Meu anjinho já se foi, há longos anos. Mas me deixou uma grande lição, vindo de alguém que jamais pensei, por ser criança e portadora de grave doença, e a quem nunca mais esqueci. Deixou uma lição que ajudou a melhorar a minha vida, a tentar ser mais humano e carinhoso com meus doentes, a repensar meus valores.
Hoje, quando a noite chega e o céu está limpo, vejo uma linda estrela a quem chamo “meu anjo, que brilha e resplandece no céu”. Imagino ser ela, fulgurante em sua nova e eterna casa. Obrigado anjinho, pela vida bonita que teve, pelas lições que ensinaste, pela ajuda que me deste. Que bom que existe saudades! O amor que ficou é eterno.
Depoimento de Rogério Brandão – Médico Oncologista
Babi, o texto é realmente lindo! E muito interessante por ter sido escrito por um médico, para o qual o sofrimento humano é vivenciado diariamente. O que ele ouviu da criança é realmente surpreendente. Minha irmã mais nova é pediatra e sei o quanto ela sofre e se apega a alguns pacientes. Acho que todo médico se acha um pouco onipotente mesmo porque muitas vezes tem a vida em suas mãos e, ao mesmo tempo, tem necessidade de acreditar que existe algo além dessa existência. Faz a gente pensar…
Oi, Babi1!!
Ai, q emmocionante mesmoo!
A vida é mesmo uma caixinha de surpresas… E não podemos perder tempo e deixá-la passar!
Beijinhos!
Aiii, já conhecia, mas é impossível ler e não achar lindo demais!! Bjão pra vc!!
Oi Babi, já conhecia este texto e fiquei muito emocionada na primeira vez que li. É tão verdadeiro e desmistifica a visão que muitos médicos, não todos e aí consta os especiais e iluminados, nos dão de que trabalham no automático depois de um certo tempo. Humaniza.

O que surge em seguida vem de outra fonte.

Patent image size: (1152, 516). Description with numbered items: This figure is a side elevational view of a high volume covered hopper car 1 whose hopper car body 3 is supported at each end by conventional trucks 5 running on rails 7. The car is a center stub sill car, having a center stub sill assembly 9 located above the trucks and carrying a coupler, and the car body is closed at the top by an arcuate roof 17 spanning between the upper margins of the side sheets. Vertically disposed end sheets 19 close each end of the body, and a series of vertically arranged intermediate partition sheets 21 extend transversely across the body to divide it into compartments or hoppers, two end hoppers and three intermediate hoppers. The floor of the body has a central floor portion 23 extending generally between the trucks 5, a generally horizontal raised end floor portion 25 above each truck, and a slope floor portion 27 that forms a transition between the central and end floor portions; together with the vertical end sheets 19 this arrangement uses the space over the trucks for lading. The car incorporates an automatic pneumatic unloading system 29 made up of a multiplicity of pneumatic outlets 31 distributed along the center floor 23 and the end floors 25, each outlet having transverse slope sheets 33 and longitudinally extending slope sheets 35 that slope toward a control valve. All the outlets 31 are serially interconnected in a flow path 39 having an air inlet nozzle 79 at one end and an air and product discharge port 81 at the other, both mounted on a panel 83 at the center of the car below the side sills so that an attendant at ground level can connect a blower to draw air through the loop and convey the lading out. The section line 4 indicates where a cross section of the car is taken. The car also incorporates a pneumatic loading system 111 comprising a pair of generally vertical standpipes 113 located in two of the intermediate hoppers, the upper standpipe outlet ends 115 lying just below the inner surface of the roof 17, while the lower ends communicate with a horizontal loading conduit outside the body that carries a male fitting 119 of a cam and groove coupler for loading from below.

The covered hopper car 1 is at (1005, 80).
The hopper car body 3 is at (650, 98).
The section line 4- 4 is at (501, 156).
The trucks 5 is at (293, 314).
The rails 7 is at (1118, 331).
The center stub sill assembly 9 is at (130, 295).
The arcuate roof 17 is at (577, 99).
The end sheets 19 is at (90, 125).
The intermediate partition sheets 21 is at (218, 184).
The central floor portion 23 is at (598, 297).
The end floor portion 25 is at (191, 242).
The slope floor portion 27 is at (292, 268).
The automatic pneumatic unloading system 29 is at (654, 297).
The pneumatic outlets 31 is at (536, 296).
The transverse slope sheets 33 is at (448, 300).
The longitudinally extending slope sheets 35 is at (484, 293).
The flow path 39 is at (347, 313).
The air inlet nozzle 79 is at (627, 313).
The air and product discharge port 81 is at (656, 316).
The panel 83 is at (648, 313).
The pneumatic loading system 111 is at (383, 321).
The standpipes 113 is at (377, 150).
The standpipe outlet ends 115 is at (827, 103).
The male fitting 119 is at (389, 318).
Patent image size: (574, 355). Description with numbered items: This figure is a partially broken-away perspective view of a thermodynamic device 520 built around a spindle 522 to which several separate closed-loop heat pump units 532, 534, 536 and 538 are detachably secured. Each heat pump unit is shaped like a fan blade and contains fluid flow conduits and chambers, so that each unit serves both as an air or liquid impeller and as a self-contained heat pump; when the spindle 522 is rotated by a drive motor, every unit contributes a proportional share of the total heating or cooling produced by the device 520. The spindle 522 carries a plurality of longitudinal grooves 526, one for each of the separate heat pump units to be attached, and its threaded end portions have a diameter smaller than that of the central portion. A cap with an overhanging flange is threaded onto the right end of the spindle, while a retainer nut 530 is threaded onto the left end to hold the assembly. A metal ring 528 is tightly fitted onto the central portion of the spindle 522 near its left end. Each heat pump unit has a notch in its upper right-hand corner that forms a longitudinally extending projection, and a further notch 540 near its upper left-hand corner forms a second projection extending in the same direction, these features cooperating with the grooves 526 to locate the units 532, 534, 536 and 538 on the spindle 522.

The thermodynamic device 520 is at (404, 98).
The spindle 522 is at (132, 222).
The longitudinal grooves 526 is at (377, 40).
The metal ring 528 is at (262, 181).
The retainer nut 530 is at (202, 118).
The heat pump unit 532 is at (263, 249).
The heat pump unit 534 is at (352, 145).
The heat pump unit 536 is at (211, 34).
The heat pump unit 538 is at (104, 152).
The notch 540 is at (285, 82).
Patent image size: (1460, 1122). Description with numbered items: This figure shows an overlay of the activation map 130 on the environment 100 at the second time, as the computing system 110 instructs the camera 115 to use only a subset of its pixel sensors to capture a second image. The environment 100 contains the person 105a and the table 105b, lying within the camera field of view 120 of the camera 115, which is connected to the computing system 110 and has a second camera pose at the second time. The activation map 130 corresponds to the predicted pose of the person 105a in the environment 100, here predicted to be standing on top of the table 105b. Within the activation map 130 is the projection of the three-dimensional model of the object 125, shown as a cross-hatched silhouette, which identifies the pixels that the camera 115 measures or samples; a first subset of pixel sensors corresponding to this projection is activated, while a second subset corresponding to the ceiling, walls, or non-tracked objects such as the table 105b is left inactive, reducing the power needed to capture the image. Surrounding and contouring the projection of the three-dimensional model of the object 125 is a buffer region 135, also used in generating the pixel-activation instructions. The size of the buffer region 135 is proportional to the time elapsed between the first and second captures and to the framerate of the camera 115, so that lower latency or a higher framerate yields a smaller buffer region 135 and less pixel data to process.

Bacana mesmo. legal ter postado!
Um beijo cheio de carinho pra ti!
Sabe, Babi, que essas lições a gente acaba infelizmente aprendendo e muito nesses ambientes, onde as pessoas estão mais sensíveis e sensibilizadas também… É incrível parar um instante e ouvir o que os pacientes tem a nos dizer, sobre suas experiências no hospital, e sua experiência de vida, a gente dá muito mais valor a vida depois de uma cena dessas.
É por isso que sempre acabo atrasando minhas tarefas onde trabalho, pq jamais consigo deixar passar em branco uma mensagem, uma lição, um conselho, de um paciente que me chame para conversar. Eles sempre tem muito, mas muito mesmo a nos ensinar! Adorei o texto do teu post, vou repassar para meus colegas de hospital!
Um beijo grande,
Nine
Babi,
A história é realmete linda, mas confesso que só de pensar em um criança com cancer sinto um frio enorme na espinha…
Nossa que história linda, bem comovente e verdadeira.